Agentonderhoudsprofiel en voor accounts die worden gebruikt om agents te installeren voor initiële bewaking.

  • Om de UNIX- of Linux-computer bij het netwerk aan te melden met behulp van SSH (Secure Shell), waarbij de verificatie wordt uitgevoerd door de PAM (Pluggable Authentication Modules). Moet de mogelijkheid hebben om een achtergrondshell uit te voeren (geen verbinding met een TTY). Interactieve aanmeldingen zijn niet vereist. Bij een account dat met sudo is uitgebreid, is deze vereiste van toepassing op het account voordat dit werd uitgebreid.

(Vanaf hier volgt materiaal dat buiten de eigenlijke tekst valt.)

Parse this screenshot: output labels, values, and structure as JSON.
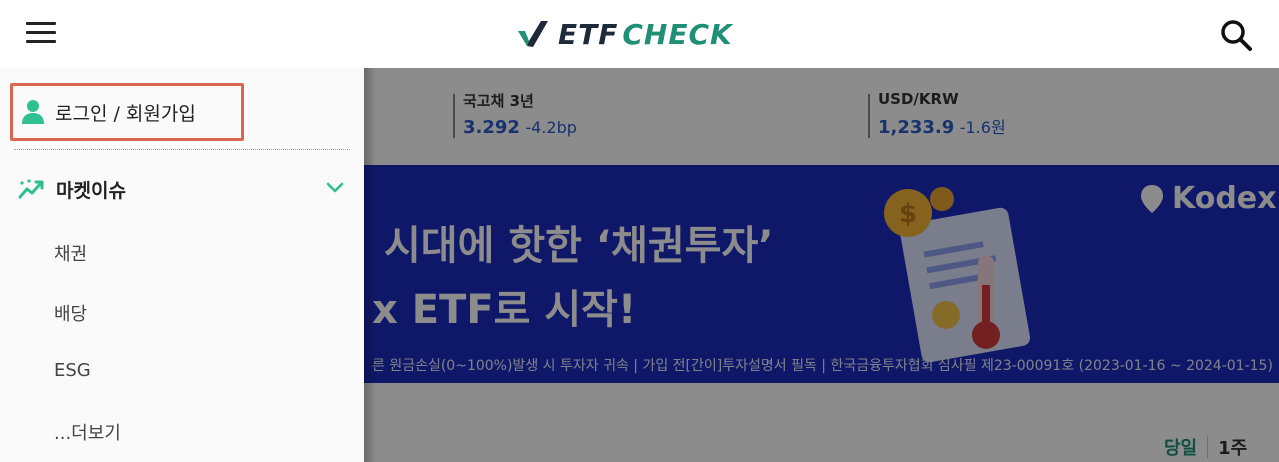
{
  "header": {
    "logo_etf": "ETF",
    "logo_check": "CHECK"
  },
  "tickers": [
    {
      "label": "국고채 3년",
      "value": "3.292",
      "change": "-4.2bp"
    },
    {
      "label": "USD/KRW",
      "value": "1,233.9",
      "change": "-1.6원"
    }
  ],
  "banner": {
    "line1": "시대에 핫한 ‘채권투자’",
    "line2": "x ETF로 시작!",
    "brand": "Kodex",
    "notice": "른 원금손실(0~100%)발생 시 투자자 귀속 | 가입 전[간이]투자설명서 필독 | 한국금융투자협회 심사필 제23-00091호 (2023-01-16 ~ 2024-01-15)"
  },
  "period_tabs": [
    "당일",
    "1주"
  ],
  "drawer": {
    "login_label": "로그인 / 회원가입",
    "section": {
      "title": "마켓이슈",
      "items": [
        "채권",
        "배당",
        "ESG",
        "...더보기"
      ]
    }
  },
  "colors": {
    "accent_green": "#1f8f76",
    "login_highlight": "#d9674f",
    "banner_blue": "#1d2dbd",
    "ticker_blue": "#2a5cc9"
  },
  "icons": [
    "menu-icon",
    "logo-check-icon",
    "search-icon",
    "user-icon",
    "trend-icon",
    "chevron-down-icon"
  ]
}
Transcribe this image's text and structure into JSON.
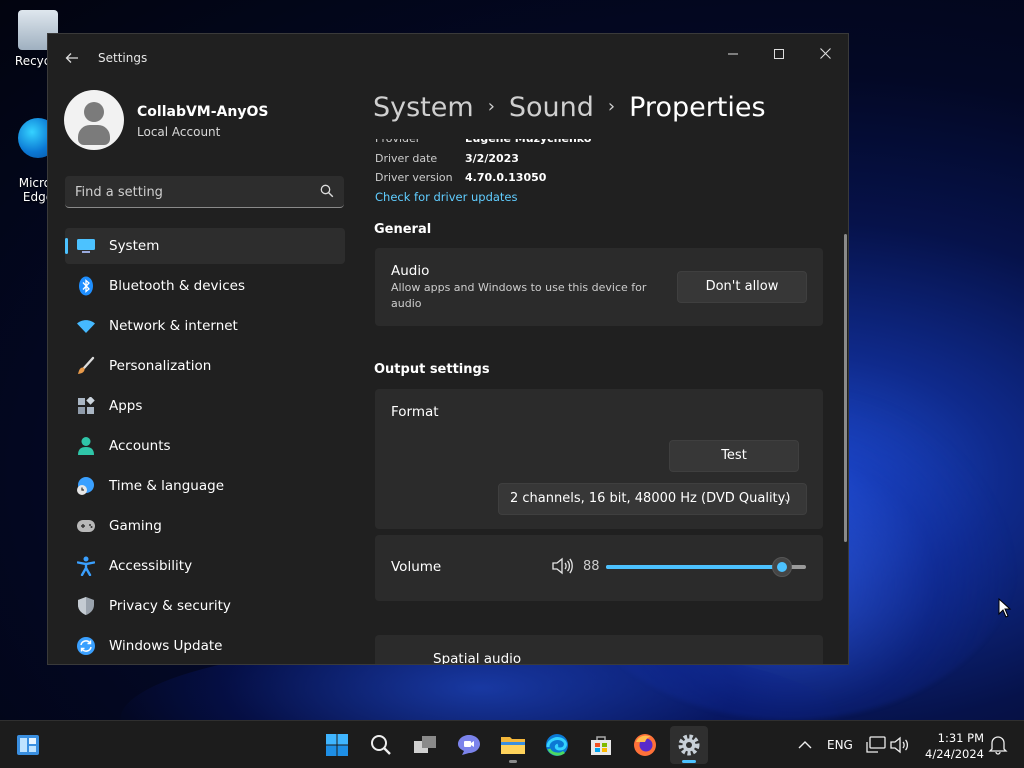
{
  "desktop": {
    "icons": [
      {
        "label": "Recycle",
        "icon": "recycle-bin-icon"
      },
      {
        "label": "Micros\nEdge",
        "icon": "edge-icon"
      }
    ]
  },
  "window": {
    "title": "Settings",
    "controls": {
      "minimize": "minimize-icon",
      "maximize": "maximize-icon",
      "close": "close-icon"
    }
  },
  "sidebar": {
    "user": {
      "name": "CollabVM-AnyOS",
      "account_type": "Local Account"
    },
    "search": {
      "placeholder": "Find a setting"
    },
    "items": [
      {
        "label": "System",
        "icon": "system-icon",
        "color": "#4cc2ff",
        "active": true
      },
      {
        "label": "Bluetooth & devices",
        "icon": "bluetooth-icon",
        "color": "#1f8fff"
      },
      {
        "label": "Network & internet",
        "icon": "wifi-icon",
        "color": "#45b9ff"
      },
      {
        "label": "Personalization",
        "icon": "brush-icon",
        "color": "#e89a4a"
      },
      {
        "label": "Apps",
        "icon": "apps-icon",
        "color": "#aab6c4"
      },
      {
        "label": "Accounts",
        "icon": "person-icon",
        "color": "#2fc5a8"
      },
      {
        "label": "Time & language",
        "icon": "globe-clock-icon",
        "color": "#3aa0ff"
      },
      {
        "label": "Gaming",
        "icon": "gamepad-icon",
        "color": "#b8b8b8"
      },
      {
        "label": "Accessibility",
        "icon": "accessibility-icon",
        "color": "#3aa0ff"
      },
      {
        "label": "Privacy & security",
        "icon": "shield-icon",
        "color": "#9aa3ad"
      },
      {
        "label": "Windows Update",
        "icon": "update-icon",
        "color": "#3aa0ff"
      }
    ]
  },
  "main": {
    "breadcrumb": [
      "System",
      "Sound",
      "Properties"
    ],
    "driver": {
      "provider_label": "Provider",
      "provider_value": "Eugene Muzychenko",
      "date_label": "Driver date",
      "date_value": "3/2/2023",
      "version_label": "Driver version",
      "version_value": "4.70.0.13050",
      "update_link": "Check for driver updates"
    },
    "general": {
      "heading": "General",
      "audio_title": "Audio",
      "audio_desc": "Allow apps and Windows to use this device for audio",
      "audio_button": "Don't allow"
    },
    "output": {
      "heading": "Output settings",
      "format_title": "Format",
      "test_button": "Test",
      "format_value": "2 channels, 16 bit, 48000 Hz (DVD Quality)",
      "volume_title": "Volume",
      "volume_value": "88",
      "volume_level": 0.88,
      "spatial_title": "Spatial audio"
    }
  },
  "taskbar": {
    "apps": [
      {
        "name": "start",
        "icon": "windows-logo-icon"
      },
      {
        "name": "search",
        "icon": "search-icon"
      },
      {
        "name": "task-view",
        "icon": "task-view-icon"
      },
      {
        "name": "chat",
        "icon": "teams-chat-icon"
      },
      {
        "name": "file-explorer",
        "icon": "folder-icon"
      },
      {
        "name": "edge",
        "icon": "edge-icon"
      },
      {
        "name": "store",
        "icon": "store-icon"
      },
      {
        "name": "firefox",
        "icon": "firefox-icon"
      },
      {
        "name": "settings",
        "icon": "gear-icon"
      }
    ],
    "language": "ENG",
    "time": "1:31 PM",
    "date": "4/24/2024"
  },
  "colors": {
    "accent": "#4cc2ff",
    "link": "#60cdff",
    "window_bg": "#202020",
    "card_bg": "#2b2b2b"
  }
}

  • Om het installatieprogramma van het systeempakket, rpm op Linux, uit te voeren om de Operations Manager-agent te installeren.

  • Om de volgende mappen te lezen en hiernaar te schrijven en om deze mappen en eventuele onderliggende submappen te maken als deze niet bestaan:

    • /opt

    • /opt/microsoft

    • /opt/microsoft/scx

    • /etc/opt/microsoft/scx

    • /var/opt/microsoft/scx

  • Om de opdracht kill uit te voeren met betrekking op de Operations Manager-agentprocessen die worden uitgevoerd.

  • Om de Operations Manager-agent te starten.

  • Om een systeem-daemon toe te voegen en te verwijderen, inclusief de Operations Manager-agent, met behulp van platformhulpprogramma's.

  • Om UNIX- en Linux-basisopdrachten, zoals cat, ls, pwd, cp, mv, rm en gzip (of gelijksoortige opdrachten) uit te voeren.